Today though, we can turn that oddity into an advantage: The tape output jack (at left) provides almost a direct connection to the input of the power amplifier (PA) portion of the HF-20. If the Loudness control is set to max, there will not be any processing of a signal driven into the tape output, before it is passed to the PA. However, to utilize this properly, we must do something about the internal amp (V2), which is already driving that point. The problem is not just the loading of the plate resistance of V2; there is also negative feedback present which lowers the impedance at the output of V2, substantially.
One could simply pull V2, but I didn’t want to leave my HF-20 with an empty socket on top. Another option would be to disconnect either C7 or V2-6 under the chassis. I would like to keep these restored HF-20’s in stock condition, though. My solution is to use a piece of narrow diameter heatshrink to insulate pin-6 of V2, disconnecting the plate, as shown at right. This works well and leaves the amp nearly pristine.

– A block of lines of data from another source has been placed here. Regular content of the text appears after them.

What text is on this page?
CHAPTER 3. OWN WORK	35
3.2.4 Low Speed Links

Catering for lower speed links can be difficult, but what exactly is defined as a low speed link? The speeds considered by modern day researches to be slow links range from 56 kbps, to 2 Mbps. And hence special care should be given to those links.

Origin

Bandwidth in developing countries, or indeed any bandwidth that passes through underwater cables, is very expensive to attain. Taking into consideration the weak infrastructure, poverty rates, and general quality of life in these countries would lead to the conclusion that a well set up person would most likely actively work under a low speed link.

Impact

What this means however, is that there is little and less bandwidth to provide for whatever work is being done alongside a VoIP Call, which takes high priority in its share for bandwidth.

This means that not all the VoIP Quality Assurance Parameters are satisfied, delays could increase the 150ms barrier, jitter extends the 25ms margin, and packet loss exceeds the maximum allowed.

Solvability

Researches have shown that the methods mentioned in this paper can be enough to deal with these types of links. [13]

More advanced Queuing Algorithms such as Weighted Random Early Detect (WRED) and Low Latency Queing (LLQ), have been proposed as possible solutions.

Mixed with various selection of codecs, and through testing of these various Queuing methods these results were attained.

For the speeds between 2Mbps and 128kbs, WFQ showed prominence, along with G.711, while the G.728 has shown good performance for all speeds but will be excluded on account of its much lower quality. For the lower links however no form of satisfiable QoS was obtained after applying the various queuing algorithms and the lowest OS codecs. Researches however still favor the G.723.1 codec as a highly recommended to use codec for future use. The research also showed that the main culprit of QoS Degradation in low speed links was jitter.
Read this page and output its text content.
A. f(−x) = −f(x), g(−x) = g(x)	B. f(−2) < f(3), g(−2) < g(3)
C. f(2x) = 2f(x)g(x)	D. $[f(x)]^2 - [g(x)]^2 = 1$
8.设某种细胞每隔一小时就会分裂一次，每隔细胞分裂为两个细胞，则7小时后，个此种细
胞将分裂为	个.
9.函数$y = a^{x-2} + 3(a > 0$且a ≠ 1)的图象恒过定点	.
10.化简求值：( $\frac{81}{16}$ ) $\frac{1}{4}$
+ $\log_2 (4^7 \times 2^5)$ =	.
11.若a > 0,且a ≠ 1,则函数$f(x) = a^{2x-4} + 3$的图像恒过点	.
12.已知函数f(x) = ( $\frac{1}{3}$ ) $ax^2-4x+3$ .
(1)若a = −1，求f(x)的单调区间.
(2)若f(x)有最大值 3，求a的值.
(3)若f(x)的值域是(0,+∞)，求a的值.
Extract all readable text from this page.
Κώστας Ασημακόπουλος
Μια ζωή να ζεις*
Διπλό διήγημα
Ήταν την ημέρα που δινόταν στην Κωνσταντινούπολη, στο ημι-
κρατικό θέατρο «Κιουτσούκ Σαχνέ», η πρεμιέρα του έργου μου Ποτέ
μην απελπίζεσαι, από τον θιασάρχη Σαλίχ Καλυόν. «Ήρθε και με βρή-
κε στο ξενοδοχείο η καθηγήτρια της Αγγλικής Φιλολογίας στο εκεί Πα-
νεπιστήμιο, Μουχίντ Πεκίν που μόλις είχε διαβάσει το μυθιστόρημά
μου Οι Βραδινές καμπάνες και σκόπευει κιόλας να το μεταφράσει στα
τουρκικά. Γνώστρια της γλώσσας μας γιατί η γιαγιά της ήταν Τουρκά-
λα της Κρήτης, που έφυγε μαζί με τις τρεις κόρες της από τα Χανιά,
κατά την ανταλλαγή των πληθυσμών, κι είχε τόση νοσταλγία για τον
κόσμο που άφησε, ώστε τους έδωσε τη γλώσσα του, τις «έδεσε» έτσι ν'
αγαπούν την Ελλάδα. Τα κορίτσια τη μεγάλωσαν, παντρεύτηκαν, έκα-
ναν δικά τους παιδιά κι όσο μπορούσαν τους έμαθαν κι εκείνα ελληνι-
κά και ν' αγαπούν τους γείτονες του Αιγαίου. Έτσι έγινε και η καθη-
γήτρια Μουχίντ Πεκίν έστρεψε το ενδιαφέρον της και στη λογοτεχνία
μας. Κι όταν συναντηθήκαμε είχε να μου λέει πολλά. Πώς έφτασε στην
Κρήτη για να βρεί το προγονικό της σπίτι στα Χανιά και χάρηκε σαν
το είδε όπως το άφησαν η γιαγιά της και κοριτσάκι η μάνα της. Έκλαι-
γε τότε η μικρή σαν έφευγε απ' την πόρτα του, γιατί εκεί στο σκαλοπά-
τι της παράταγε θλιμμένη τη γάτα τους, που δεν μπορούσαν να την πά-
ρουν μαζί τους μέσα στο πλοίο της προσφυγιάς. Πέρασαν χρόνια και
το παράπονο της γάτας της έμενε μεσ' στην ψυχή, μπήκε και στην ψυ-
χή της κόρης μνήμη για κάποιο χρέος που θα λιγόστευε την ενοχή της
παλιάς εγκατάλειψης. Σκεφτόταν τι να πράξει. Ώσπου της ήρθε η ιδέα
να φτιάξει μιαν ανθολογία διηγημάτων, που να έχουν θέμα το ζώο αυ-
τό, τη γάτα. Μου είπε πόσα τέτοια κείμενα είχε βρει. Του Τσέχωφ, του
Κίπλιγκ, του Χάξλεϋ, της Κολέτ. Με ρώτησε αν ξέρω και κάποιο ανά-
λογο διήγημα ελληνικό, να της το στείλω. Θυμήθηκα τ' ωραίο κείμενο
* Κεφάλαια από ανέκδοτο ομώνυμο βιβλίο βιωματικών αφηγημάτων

As expected, driving the tape output from the preamp delivers excellent audio reproduction. Bypassing the preceding two stages reduces noise, distortion and improves frequency response. Sensitivity of the new input seems just right for the
ST-84 preamp. On the HF-20’s, it’s best to keep Loudness at max, though I use a slight decrease on one side to compensate for a minor imbalance. Positions of the Level, Bass and Treble controls do not matter much but it would be good practice to keep level at minimum and tone controls centered. Set that way, the input impedance should be about 77kohms.